Лидия Чуковская - Дневник – большое подспорье…
Заговорили об уголовных судах, я вспомнила дело об убийстве Марины Костоправкиной, неправо осужденных мальчиков, которых спасла Сарра[432]. Андрей Дмитриевич сказал, что у нас в уголовных делах такое же полное неправосудие, как в политических, что на уголовных следствиях всегда применяют пытку, битье, что он знает уже 2 случая, когда на следствии убили баптистов (ну, это не уголовники) – почему-то их тычут шилами. Что труп одного был доставлен в больницу якобы из другой, а на самом деле из тюрьмы.
Да. Мафия за работой.
Я сказала: – Господи, ну вот проснулся бы однажды Л. И. Брежнев утром и сказал себе: зачем собственно преследовать баптистов? Ну зачем? Перестанем-ка.
Андрей Дмитриевич ответил, что по его мнению Л. И. Брежнев никогда, наверное, ни о каких баптистах и не слыхивал, что вообще сейчас в верхах разброд, а КГБ само по себе чинит расправу.
3 января 76 г., Москва, пятница. Итак, мы живем в новом году.
Письмо от А. М. Финкельштейна[433] с добавлениями к Митиной библиографии. Он виделся с Гешей.
Звонок от Геши [Егудина] – не поздравительный конечно! – о том, что он увиделся с А. М. Финкельштейном.
– Как он тебе понравился?
Судить не могу, потому что он молчал, а я говорила 3½ часа…
Я сказала, что я в этого Финкельштейна верю, потому что он явно интересуется не только тем, что может ему пригодиться для реализации. Геша согласился. Потом произнес фразу, которая меня потрясла:
– Я человек не сантиментальный. В мире были только 2 человека, к которым я относился с сентиментальностью: Митя и мой отец. Мой отец был человек замечательный. Я тебе о нем никогда не рассказывал.
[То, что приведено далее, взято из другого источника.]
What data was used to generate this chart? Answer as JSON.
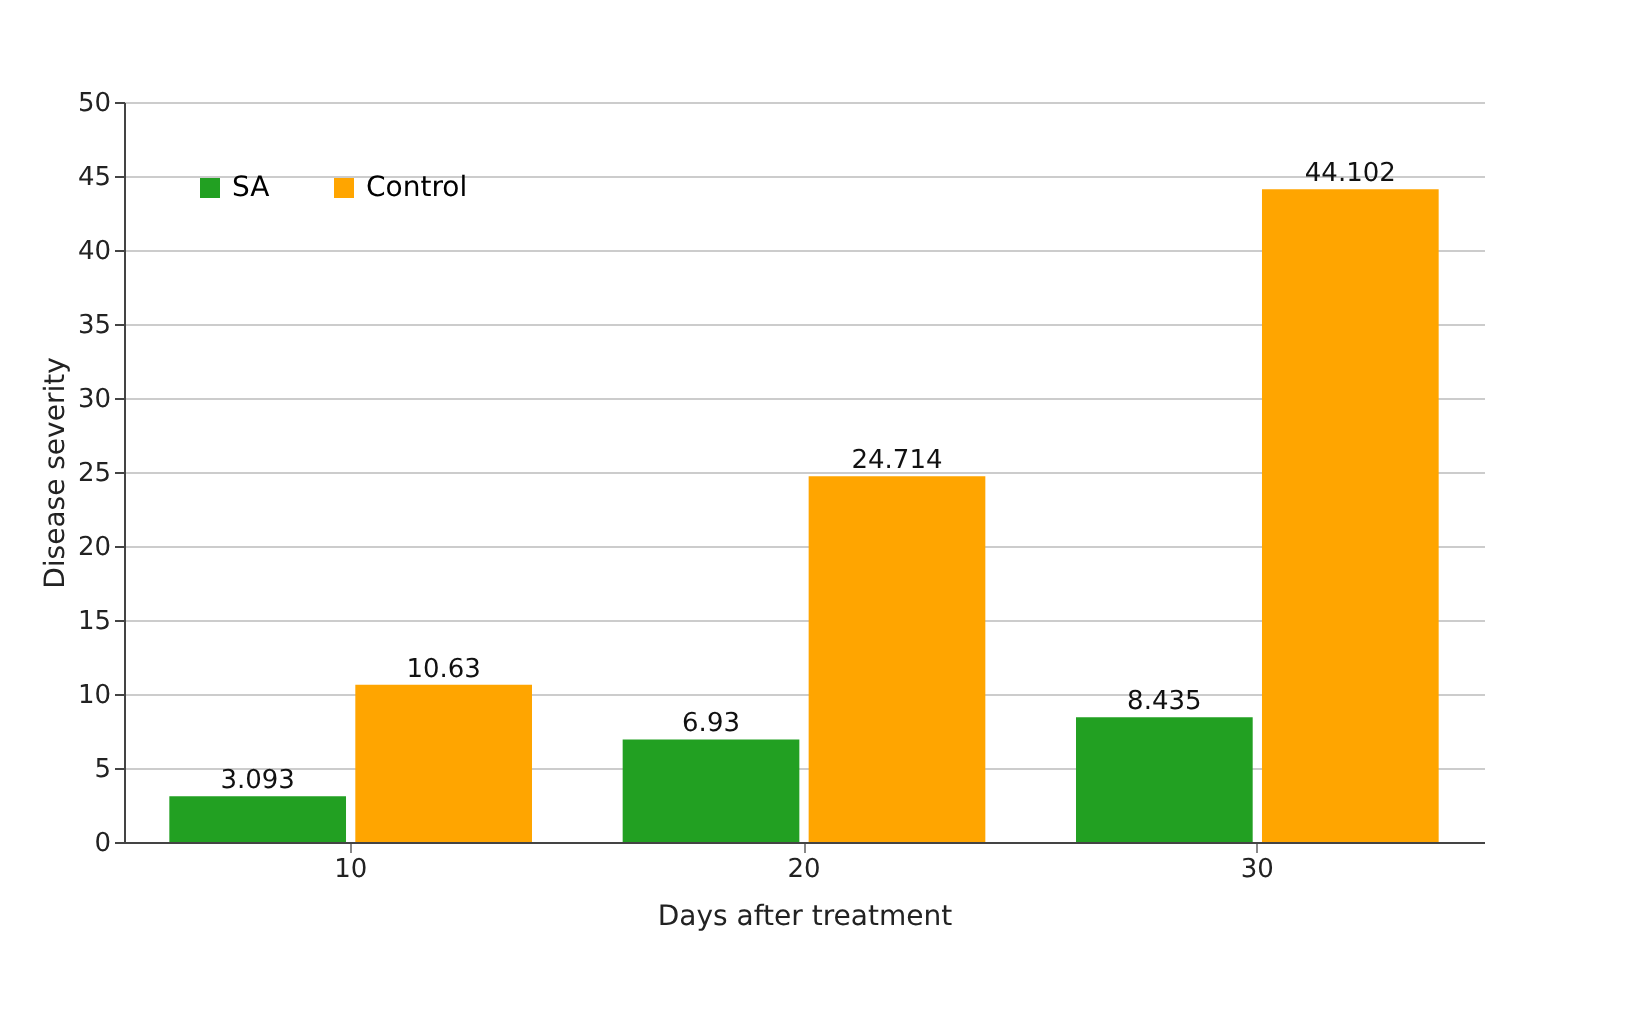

– Ты мне и о Мите никогда не рассказывал 3½ часа… Даже полчаса.
– Да.
А дальше выяснилось, что Геша послал мне письмо, которого я не получила. Это уже второе! Пора бы выступить с какой-нибудь корреспонденцией под названием «Без права переписки».
(Сейчас «Голос Америки» передает счет погибших от рук террористов за минувший год. У нас в стране террористов – отдельных – нет, а террор монополизирован… Помню, помню Брунова – юношу, выкинутого из поезда – Москва – Клин – после того, как он побывал у А. Д…) Забыла записать еще один рассказ А. Д., уже о себе, о шапке. Он вышел из дому вместе с Люсей и выйдя, вспомнил, что забыл очки. Люся осталась на углу, а он вернулся. Стоя и дожидаясь, она заметила двух пьяных или непьяных, толкущихся в подворотне, – и два такси-не такси возле дома. Вскоре появился А. Д.; когда он проходил мимо подворотни, один из парней содрал с него шапку, подойдя сзади, а другой сказал: – Садитесь в машину, поедем, догоним его…
А. Д. не сел. Кто они были. Есть правда, воры, спецы по шапкам. Но зачем один хотел бы догонять другого? Кто они были? И неужели А. Д. даже и сейчас не защищен от монополистов террора?)
3 января 76 г., Москва, пятница. Эмма Григорьевна вчера позвонила мне, начав разговор со следующей фразы:
– Вот, Лидочка, вы задавали мне много вопросов, теперь моя очередь.
Меня это огорчило. Во-первых, хотя я действительно задавала ей много вопросов об А. А., она мне – не менее. Отказа не было с моей стороны никогда. Я вообще между товарищами не люблю счета. Я ответила: – Пожалуйста, Эммочка, спрашивайте.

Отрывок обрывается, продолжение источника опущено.